Creamy Sweet Potato Red Curry Ramen
I love ramen. I love curry. I love sweet potatoes and lots of veggies all in one place. Cue this rich, warming, nourishing bowl of goodness.
Serves 4
Ingredients
1 tsp sesame oil
1 onion, sliced
3 cloves garlic, minced
4 tsp red curry paste
1 1/2 tsp ginger powder or freshly grated
2.5 cups chicken broth (vegetable broth if vegan)
1 can full fat coconut milk
1/2 cup coconut aminos*
Juice of half a lime
Salt to taste
2 small sweet potatoes, diced (about 2 cups)
2 squares ramen noodles, such as Lotus Foods
4 eggs, soft boiled & cut in 1/2 (recipe follows)
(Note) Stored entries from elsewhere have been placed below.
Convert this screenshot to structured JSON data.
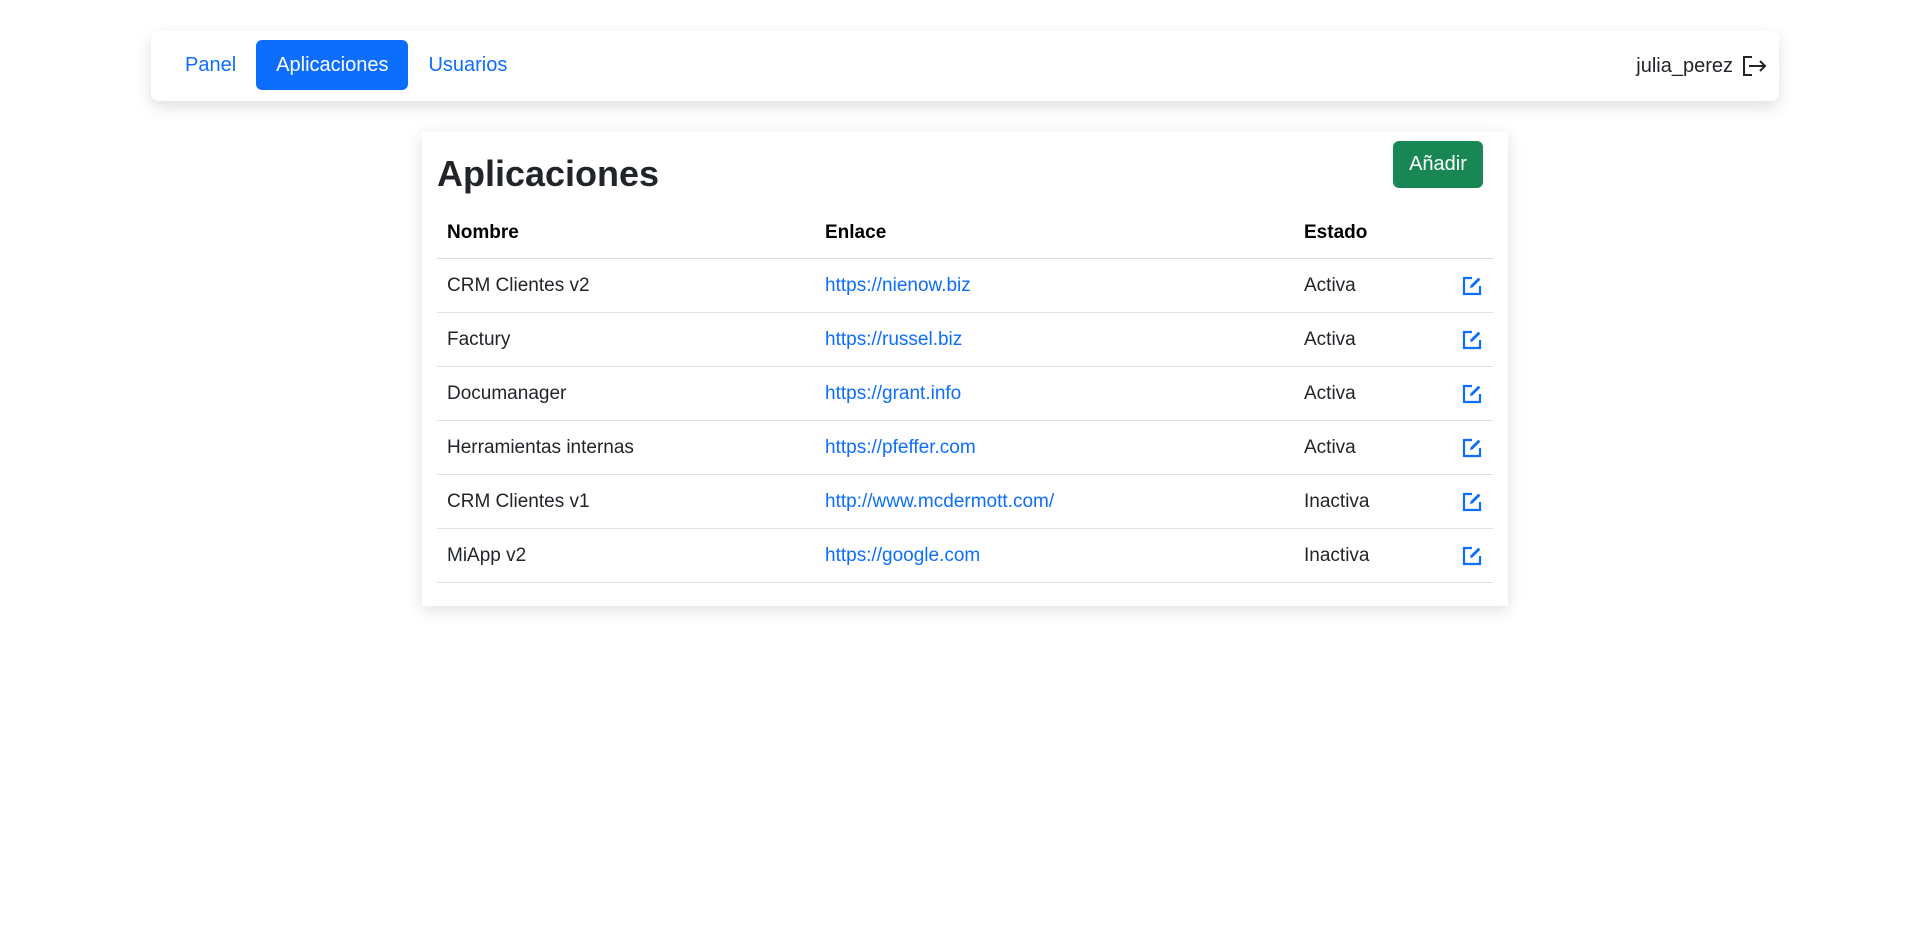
{
  "nav": {
    "items": [
      {
        "label": "Panel",
        "active": false
      },
      {
        "label": "Aplicaciones",
        "active": true
      },
      {
        "label": "Usuarios",
        "active": false
      }
    ],
    "username": "julia_perez",
    "logout_icon": "logout-icon"
  },
  "main": {
    "title": "Aplicaciones",
    "add_label": "Añadir",
    "columns": [
      "Nombre",
      "Enlace",
      "Estado",
      ""
    ],
    "rows": [
      {
        "name": "CRM Clientes v2",
        "link": "https://nienow.biz",
        "state": "Activa"
      },
      {
        "name": "Factury",
        "link": "https://russel.biz",
        "state": "Activa"
      },
      {
        "name": "Documanager",
        "link": "https://grant.info",
        "state": "Activa"
      },
      {
        "name": "Herramientas internas",
        "link": "https://pfeffer.com",
        "state": "Activa"
      },
      {
        "name": "CRM Clientes v1",
        "link": "http://www.mcdermott.com/",
        "state": "Inactiva"
      },
      {
        "name": "MiApp v2",
        "link": "https://google.com",
        "state": "Inactiva"
      }
    ],
    "row_action_icon": "edit-icon"
  },
  "colors": {
    "primary": "#0d6efd",
    "success": "#198754",
    "text": "#212529"
  }
}
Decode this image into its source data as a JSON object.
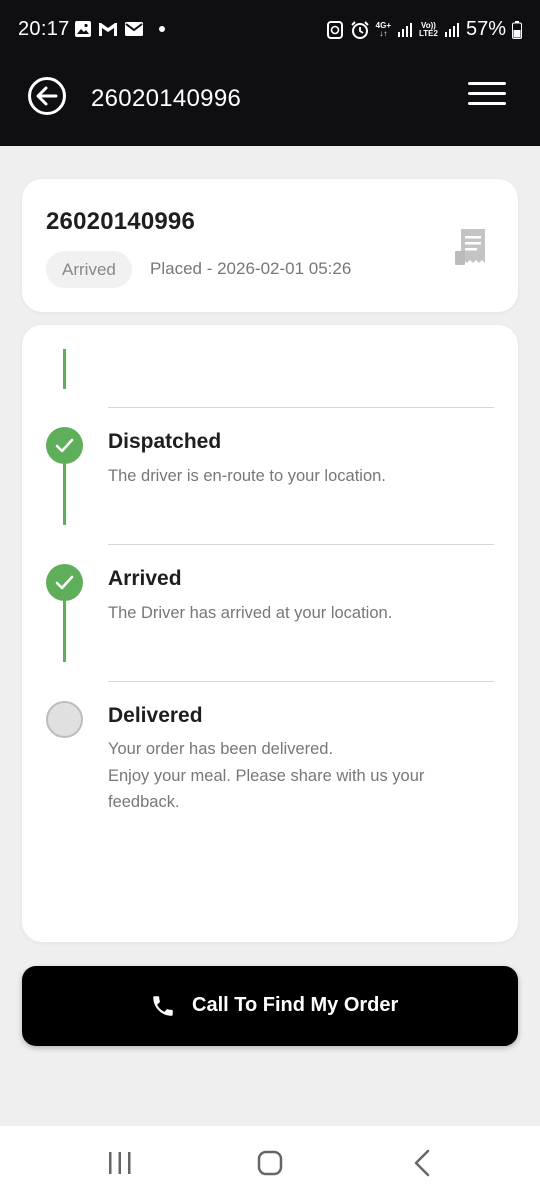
{
  "status_bar": {
    "time": "20:17",
    "battery": "57%",
    "network_top": "4G+",
    "volte_top": "Vo))",
    "volte_bottom": "LTE2",
    "left_icons": [
      "image-icon",
      "gmail-icon",
      "mail-icon",
      "dot-icon"
    ],
    "right_icons": [
      "sync-icon",
      "alarm-icon",
      "signal-icon",
      "battery-icon"
    ]
  },
  "app_bar": {
    "title": "26020140996",
    "back_icon": "back-arrow-icon",
    "menu_icon": "hamburger-menu-icon"
  },
  "order": {
    "id": "26020140996",
    "status": "Arrived",
    "placed": "Placed - 2026-02-01 05:26",
    "receipt_icon": "receipt-icon"
  },
  "timeline": {
    "steps": [
      {
        "title": "Dispatched",
        "description": "The driver is en-route to your location.",
        "state": "done"
      },
      {
        "title": "Arrived",
        "description": "The Driver has arrived at your location.",
        "state": "done"
      },
      {
        "title": "Delivered",
        "description": "Your order has been delivered.",
        "description_2": "Enjoy your meal. Please share with us your feedback.",
        "state": "pending"
      }
    ]
  },
  "call_button": {
    "label": "Call To Find My Order",
    "icon": "phone-icon"
  },
  "colors": {
    "header_bg": "#0f0e13",
    "accent_green": "#5fae5a",
    "page_bg": "#efefef",
    "button_bg": "#000000"
  },
  "nav_bar": {
    "icons": [
      "recent-apps-icon",
      "home-icon",
      "back-icon"
    ]
  }
}
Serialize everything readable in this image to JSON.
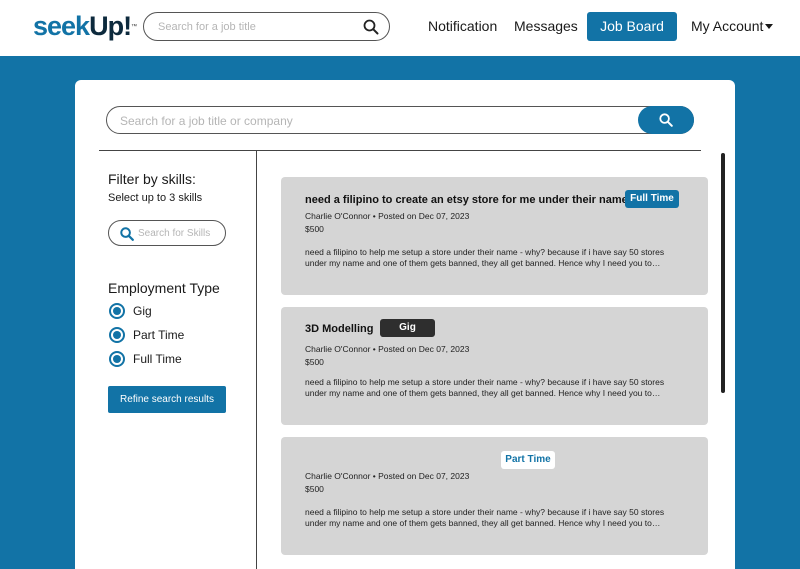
{
  "header": {
    "logo_seek": "seek",
    "logo_up": "Up!",
    "logo_tm": "™",
    "search_placeholder": "Search for a job title",
    "nav": {
      "notification": "Notification",
      "messages": "Messages",
      "job_board": "Job Board",
      "my_account": "My Account"
    }
  },
  "main_search": {
    "placeholder": "Search for a job title or company"
  },
  "sidebar": {
    "filter_title": "Filter by skills:",
    "filter_sub": "Select up to 3 skills",
    "skills_placeholder": "Search for Skills",
    "employment_title": "Employment Type",
    "options": [
      {
        "label": "Gig",
        "selected": true
      },
      {
        "label": "Part Time",
        "selected": true
      },
      {
        "label": "Full Time",
        "selected": true
      }
    ],
    "refine_label": "Refine search results"
  },
  "jobs": [
    {
      "title": "need a filipino to create an etsy store for me under their name",
      "badge": "Full Time",
      "meta": "Charlie O'Connor • Posted on Dec 07, 2023",
      "price": "$500",
      "desc": "need a filipino to help me setup a store under their name - why? because if i have say 50 stores under my name and one of them gets banned, they all get banned. Hence why I need you to…"
    },
    {
      "title": "3D Modelling",
      "badge": "Gig",
      "meta": "Charlie O'Connor • Posted on Dec 07, 2023",
      "price": "$500",
      "desc": "need a filipino to help me setup a store under their name - why? because if i have say 50 stores under my name and one of them gets banned, they all get banned. Hence why I need you to…"
    },
    {
      "title": "",
      "badge": "Part Time",
      "meta": "Charlie O'Connor • Posted on Dec 07, 2023",
      "price": "$500",
      "desc": "need a filipino to help me setup a store under their name - why? because if i have say 50 stores under my name and one of them gets banned, they all get banned. Hence why I need you to…"
    }
  ],
  "colors": {
    "brand": "#1273a6",
    "dark_badge": "#2e2e2e",
    "card_bg": "#d5d5d5"
  }
}
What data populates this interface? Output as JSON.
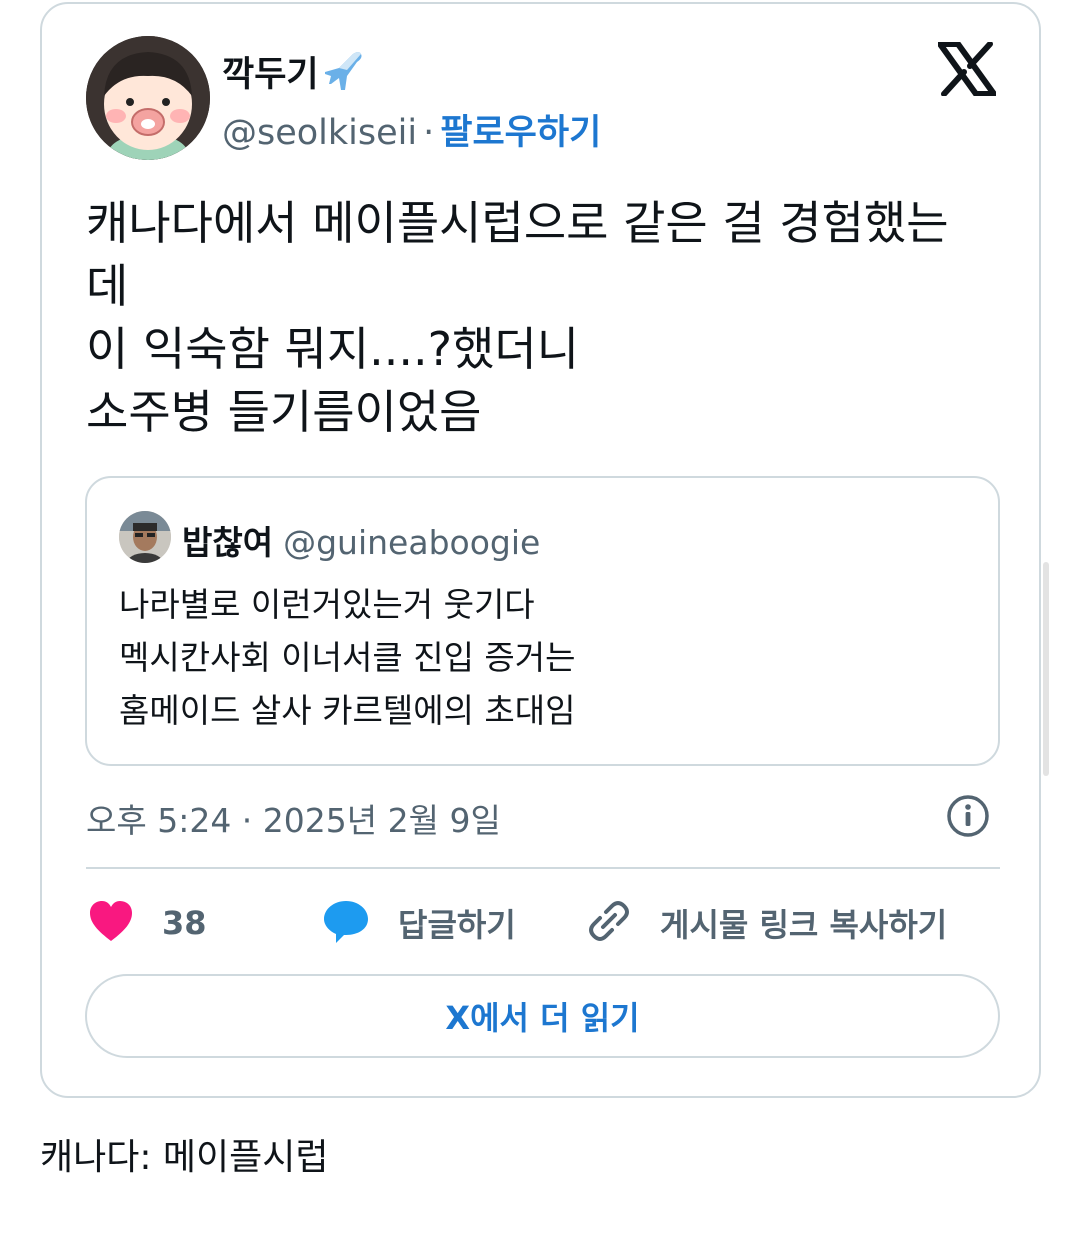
{
  "tweet": {
    "author": {
      "display_name": "깍두기",
      "handle": "@seolkiseii",
      "follow_label": "팔로우하기"
    },
    "separator": "·",
    "text": "캐나다에서 메이플시럽으로 같은 걸 경험했는\n데\n이 익숙함 뭐지....?했더니\n소주병 들기름이었음",
    "quoted": {
      "display_name": "밥찮여",
      "handle": "@guineaboogie",
      "text": "나라별로 이런거있는거 웃기다\n멕시칸사회 이너서클 진입 증거는\n홈메이드 살사 카르텔에의 초대임"
    },
    "timestamp": "오후 5:24 · 2025년 2월 9일",
    "actions": {
      "like_count": "38",
      "reply_label": "답글하기",
      "copy_link_label": "게시물 링크 복사하기"
    },
    "read_more_label": "X에서 더 읽기"
  },
  "caption": "캐나다: 메이플시럽",
  "colors": {
    "accent_blue": "#1d77d0",
    "like_pink": "#f91880",
    "reply_blue": "#1d9bf0",
    "secondary_text": "#536471",
    "border": "#cfd9de"
  },
  "icons": [
    "airplane-emoji",
    "x-logo-icon",
    "info-icon",
    "heart-icon",
    "reply-bubble-icon",
    "link-icon"
  ]
}
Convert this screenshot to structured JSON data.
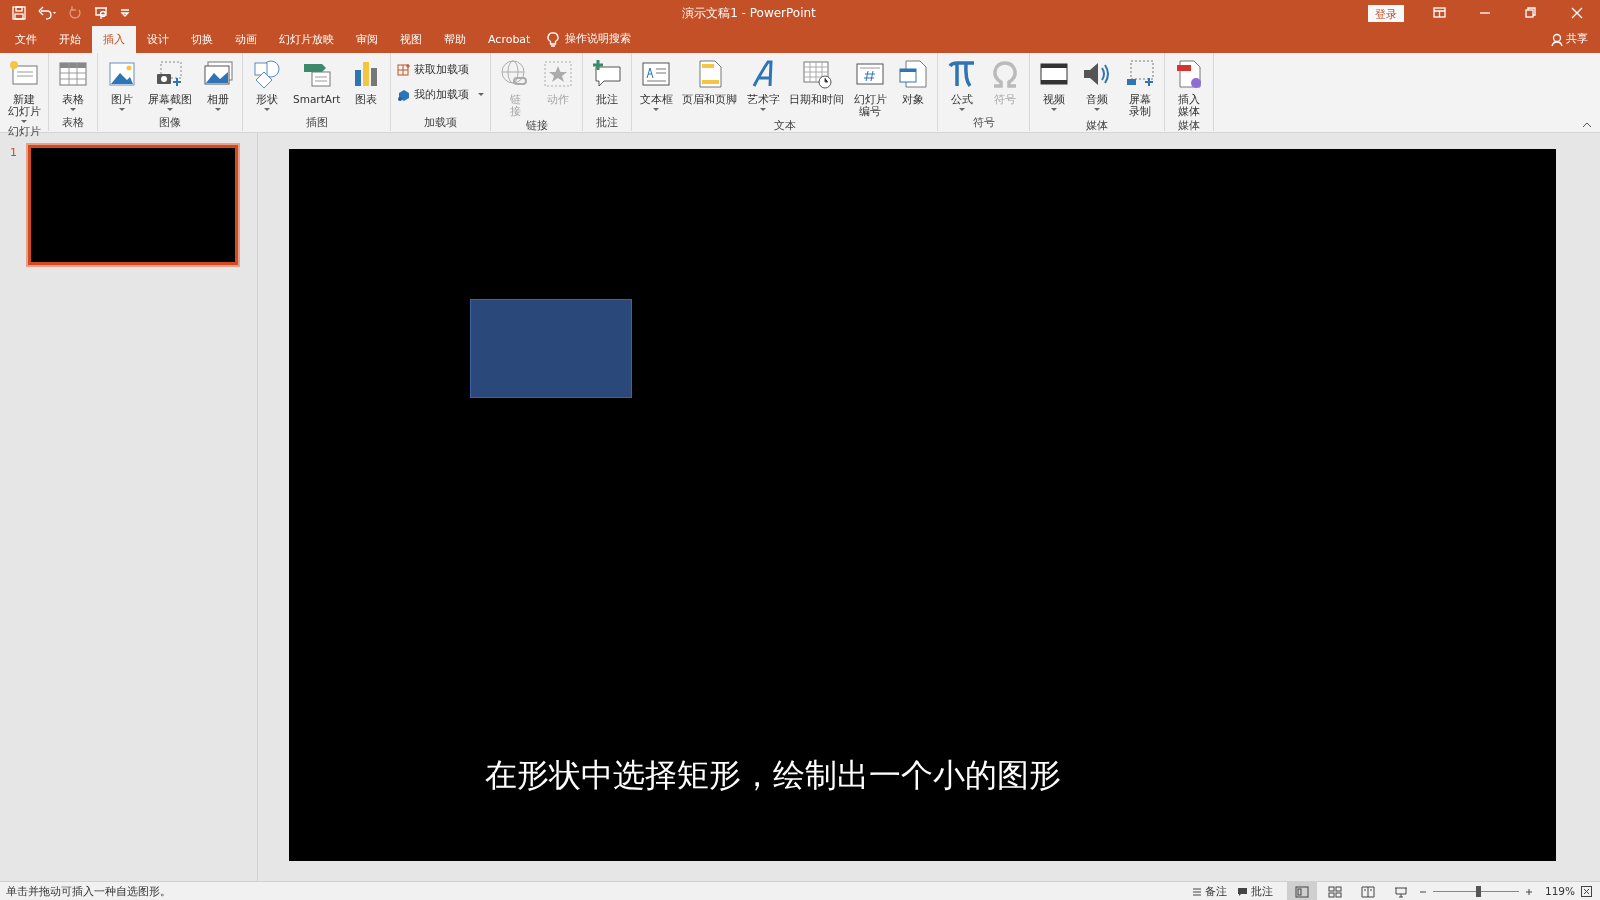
{
  "window": {
    "title": "演示文稿1  -  PowerPoint",
    "sign_in": "登录"
  },
  "tabs": [
    {
      "label": "文件",
      "selected": false
    },
    {
      "label": "开始",
      "selected": false
    },
    {
      "label": "插入",
      "selected": true
    },
    {
      "label": "设计",
      "selected": false
    },
    {
      "label": "切换",
      "selected": false
    },
    {
      "label": "动画",
      "selected": false
    },
    {
      "label": "幻灯片放映",
      "selected": false
    },
    {
      "label": "审阅",
      "selected": false
    },
    {
      "label": "视图",
      "selected": false
    },
    {
      "label": "帮助",
      "selected": false
    },
    {
      "label": "Acrobat",
      "selected": false
    }
  ],
  "tell_me": "操作说明搜索",
  "share": "共享",
  "ribbon": [
    {
      "label": "幻灯片",
      "buttons": [
        {
          "kind": "large",
          "lines": [
            "新建",
            "幻灯片"
          ],
          "dropdown": true,
          "disabled": false
        }
      ]
    },
    {
      "label": "表格",
      "buttons": [
        {
          "kind": "large",
          "lines": [
            "表格"
          ],
          "dropdown": true,
          "disabled": false
        }
      ]
    },
    {
      "label": "图像",
      "buttons": [
        {
          "kind": "large",
          "lines": [
            "图片"
          ],
          "dropdown": true,
          "disabled": false
        },
        {
          "kind": "large",
          "lines": [
            "屏幕截图"
          ],
          "dropdown": true,
          "disabled": false
        },
        {
          "kind": "large",
          "lines": [
            "相册"
          ],
          "dropdown": true,
          "disabled": false
        }
      ]
    },
    {
      "label": "插图",
      "buttons": [
        {
          "kind": "large",
          "lines": [
            "形状"
          ],
          "dropdown": true,
          "disabled": false
        },
        {
          "kind": "large",
          "lines": [
            "SmartArt"
          ],
          "dropdown": false,
          "disabled": false
        },
        {
          "kind": "large",
          "lines": [
            "图表"
          ],
          "dropdown": false,
          "disabled": false
        }
      ]
    },
    {
      "label": "加载项",
      "buttons": [
        {
          "kind": "small",
          "lines": [
            "获取加载项"
          ],
          "dropdown": false,
          "disabled": false
        },
        {
          "kind": "small",
          "lines": [
            "我的加载项"
          ],
          "dropdown": true,
          "disabled": false
        }
      ]
    },
    {
      "label": "链接",
      "buttons": [
        {
          "kind": "large",
          "lines": [
            "链",
            "接"
          ],
          "dropdown": false,
          "disabled": true
        },
        {
          "kind": "large",
          "lines": [
            "动作"
          ],
          "dropdown": false,
          "disabled": true
        }
      ]
    },
    {
      "label": "批注",
      "buttons": [
        {
          "kind": "large",
          "lines": [
            "批注"
          ],
          "dropdown": false,
          "disabled": false
        }
      ]
    },
    {
      "label": "文本",
      "buttons": [
        {
          "kind": "large",
          "lines": [
            "文本框"
          ],
          "dropdown": true,
          "disabled": false
        },
        {
          "kind": "large",
          "lines": [
            "页眉和页脚"
          ],
          "dropdown": false,
          "disabled": false
        },
        {
          "kind": "large",
          "lines": [
            "艺术字"
          ],
          "dropdown": true,
          "disabled": false
        },
        {
          "kind": "large",
          "lines": [
            "日期和时间"
          ],
          "dropdown": false,
          "disabled": false
        },
        {
          "kind": "large",
          "lines": [
            "幻灯片",
            "编号"
          ],
          "dropdown": false,
          "disabled": false
        },
        {
          "kind": "large",
          "lines": [
            "对象"
          ],
          "dropdown": false,
          "disabled": false
        }
      ]
    },
    {
      "label": "符号",
      "buttons": [
        {
          "kind": "large",
          "lines": [
            "公式"
          ],
          "dropdown": true,
          "disabled": false
        },
        {
          "kind": "large",
          "lines": [
            "符号"
          ],
          "dropdown": false,
          "disabled": true
        }
      ]
    },
    {
      "label": "媒体",
      "buttons": [
        {
          "kind": "large",
          "lines": [
            "视频"
          ],
          "dropdown": true,
          "disabled": false
        },
        {
          "kind": "large",
          "lines": [
            "音频"
          ],
          "dropdown": true,
          "disabled": false
        },
        {
          "kind": "large",
          "lines": [
            "屏幕",
            "录制"
          ],
          "dropdown": false,
          "disabled": false
        }
      ]
    },
    {
      "label": "媒体",
      "buttons": [
        {
          "kind": "large",
          "lines": [
            "插入",
            "媒体"
          ],
          "dropdown": false,
          "disabled": false
        }
      ]
    }
  ],
  "slides": [
    {
      "number": "1",
      "selected": true
    }
  ],
  "slide": {
    "caption": "在形状中选择矩形，绘制出一个小的图形"
  },
  "status_bar": {
    "message": "单击并拖动可插入一种自选图形。",
    "notes": "备注",
    "comments": "批注",
    "views": [
      {
        "selected": true
      },
      {
        "selected": false
      },
      {
        "selected": false
      },
      {
        "selected": false
      }
    ],
    "zoom": {
      "level": 0.52,
      "reading": "119%"
    }
  }
}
1 cup red cabbage, sliced, optional
Cilantro, chopped, optional
Sesame seeds, optional
Directions
Heat a Dutch oven or large pot over medium heat, and add sesame oil and onions. Sauté until onions start to turn translucent. Add garlic, red curry paste, and ginger and sauté 30 seconds more until fragrant. Add chicken broth, coconut milk, coconut aminos, lime juice, and a pinch of salt. Bring to a boil, then add sweet potatoes and boil for 8-10 min. Add ramen noodle squares, and boil another 4 minutes until noodles and sweet potatoes are done. Ladle into a bowl, top each bowl with 1/4 cup red cabbage, cilantro, sesame seeds, and soft boiled egg. Serve with naan.
Soft Boiled Eggs
Fill a heavy-bottomed medium sized saucepan with 3-4 inches of water. Bring to a boil. Gently lower eggs one by one into the water and immediately set a timer for 7 minutes. Meanwhile, create an ice bath in a bowl with lots of ice and cold water. Once the 7 minute timer ends, remove eggs with a slotted spoon and immediately transfer to the ice bath. Allow to sit for a couple of minutes until cool enough to handle. Peel and set aside until ready to use. (Do not cut in half until right before placing on ramen bowls.)
*Do not sub soy sauce. Coconut aminos can be found at Trader Joe’s, Target, Walmart, and online.